While weight is one aspect of a healthy body, the new research by a team in China suggests that TRE is linked to some serious and concerning long-term effects, including cardiovascular disease and early death.

“We found that people who followed eight hour TRE had higher cardiovascular mortality, both in the general population and in people who have cancer and cardiovascular disease as a baseline,” says epidemiologist Victor Zhong, from Shanghai Jiao Tong University.

And while research has found some cardiovascular benefits, Zhong is concerned that most of these studies are conducted over less than a year, missing the bigger picture.

“Based on what we know so far, focusing on what people eat may be more important than focusing on when they eat,” he says. “There are many healthy dietary choices… that we can choose to lower cardiovascular death risk.”

The observational study was based on data from over 20,000 US adults who participated in the country’s National Health and Nutrition Examination Survey in 2003-2018, with participants’ mortality status as of December 2019 obtained from the CDC’s National Death Index.

The analysis revealed people who restricted their day’s eating to a window of eight hours or less had a 91 percent higher risk of death due to cardiovascular disease.
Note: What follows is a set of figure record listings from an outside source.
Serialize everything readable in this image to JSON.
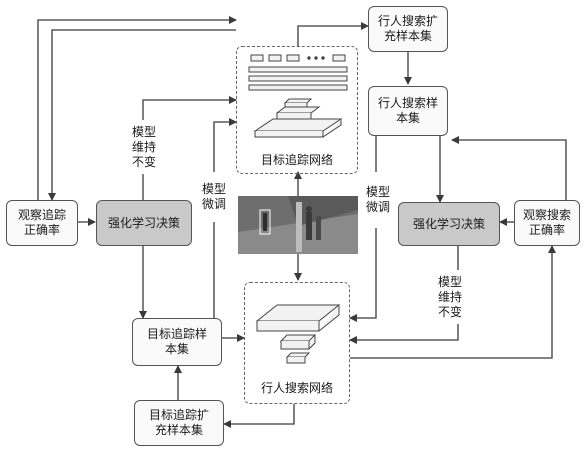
{
  "nodes": {
    "track_expand": "目标追踪扩\n充样本集",
    "track_samples": "目标追踪样\n本集",
    "observe_track": "观察追踪\n正确率",
    "rl_left": "强化学习决策",
    "model_keep_left": "模型\n维持\n不变",
    "model_tune_left": "模型\n微调",
    "track_net": "目标追踪网络",
    "person_expand": "行人搜索扩\n充样本集",
    "person_samples": "行人搜索样\n本集",
    "model_tune_right": "模型\n微调",
    "rl_right": "强化学习决策",
    "observe_search": "观察搜索\n正确率",
    "model_keep_right": "模型\n维持\n不变",
    "person_net": "行人搜索网络"
  },
  "colors": {
    "line": "#3a3a3a",
    "box_border": "#555555",
    "decision_fill": "#c9c9c9"
  }
}
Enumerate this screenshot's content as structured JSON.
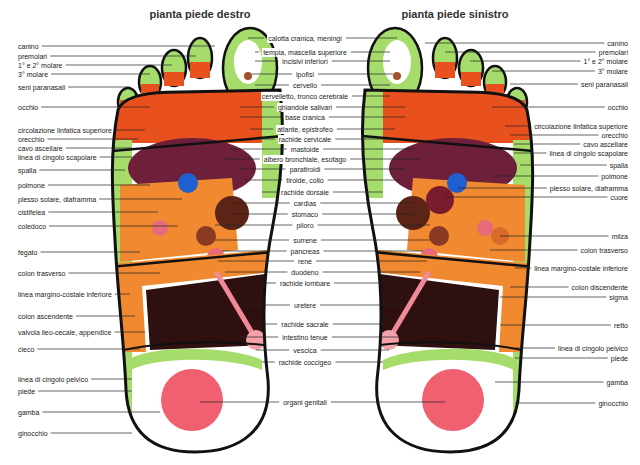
{
  "diagram": {
    "labels": [
      "pianta piede destro",
      "pianta piede sinistro",
      "canino",
      "premolari",
      "1° e 2° molare",
      "3° molare",
      "seni paranasali",
      "occhio",
      "circolazione linfatica superiore",
      "orecchio",
      "cavo ascellare",
      "linea di cingolo scapolare",
      "spalla",
      "polmone",
      "plesso solare, diaframma",
      "cistifelea",
      "coledoco",
      "fegato",
      "colon trasverso",
      "linea margino-costale inferiore",
      "colon ascendente",
      "valvola ileo-cecale, appendice",
      "cieco",
      "linea di cingolo pelvico",
      "piede",
      "gamba",
      "ginocchio",
      "calotta cranica, meningi",
      "tempia, mascella superiore",
      "incisivi inferiori",
      "ipofisi",
      "cervello",
      "cervelletto, tronco cerebrale",
      "ghiandole salivari",
      "base cranica",
      "atlante, epistrofeo",
      "rachide cervicale",
      "mastoide",
      "albero bronchiale, esofago",
      "paratiroidi",
      "tiroide, collo",
      "rachide dorsale",
      "cardias",
      "stomaco",
      "piloro",
      "surrene",
      "pancreas",
      "rene",
      "duodeno",
      "rachide lombare",
      "uretere",
      "rachide sacrale",
      "intestino tenue",
      "vescica",
      "rachide coccigeo",
      "organi genitali",
      "canino",
      "premolari",
      "1° e 2° molare",
      "3° molare",
      "seni paranasali",
      "occhio",
      "circolazione linfatica superiore",
      "orecchio",
      "cavo ascellare",
      "linea di cingolo scapolare",
      "spalla",
      "polmone",
      "plesso solare, diaframma",
      "cuore",
      "milza",
      "colon trasverso",
      "linea margino-costale inferiore",
      "colon discendente",
      "sigma",
      "retto",
      "linea di cingolo pelvico",
      "piede",
      "gamba",
      "ginocchio"
    ]
  }
}
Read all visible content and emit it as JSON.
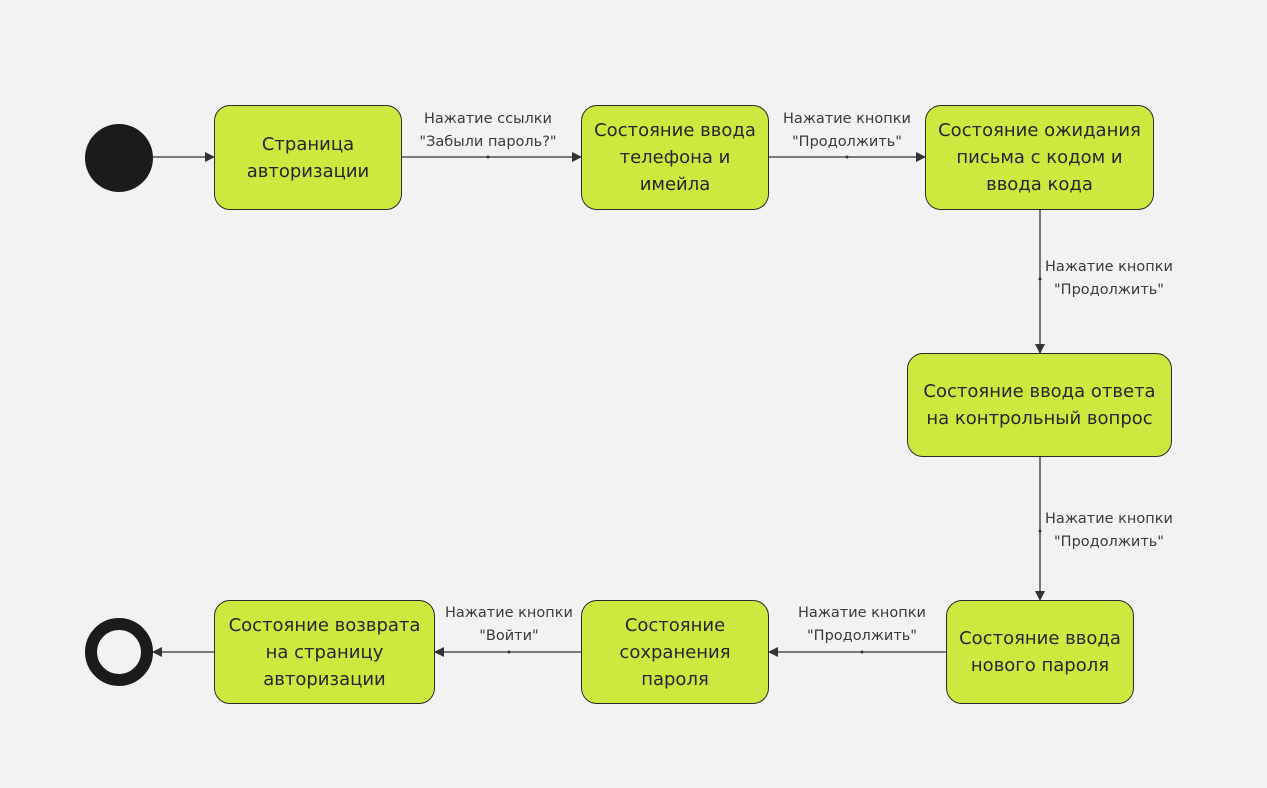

This was also the case among people with heart disease or cancer.

For people with existing cardiovascular disease, restricting their eating window between 8 and 10 hours a day was associated with a 66 percent higher risk of death from heart disease or stroke.

The study also found TRE had no effect in reducing the risk of an early death, from any cause.

For people with cancer, eating over a period of 16 hours or more during the day was actually linked to a reduction in the risk of dying of cancer.

At this stage, these are only links, not causes: “Although the study identified an association between an 8-hour eating window and cardiovascular death, this does not mean that time-restricted eating caused cardiovascular death,” Zhong explains.

The team did find people who followed TRE had a lower lean muscle mass than others, which has been linked to cardiovascular mortality, Zhong says, but further research is needed to properly understand these mechanisms.

“It’s crucial for patients, particularly those with existing heart conditions or cancer, to be aware of the association between an 8-hour eating window and increased risk of cardiovascular death,” Zhong says.

“Our study’s findings encourage a more cautious, personalized approach to dietary recommendations, ensuring that they are aligned with an individual’s health status and the latest scientific evidence.”

This research was presented at the American Heart Association’s EPI|Lifestyle Scientific Sessions 2024.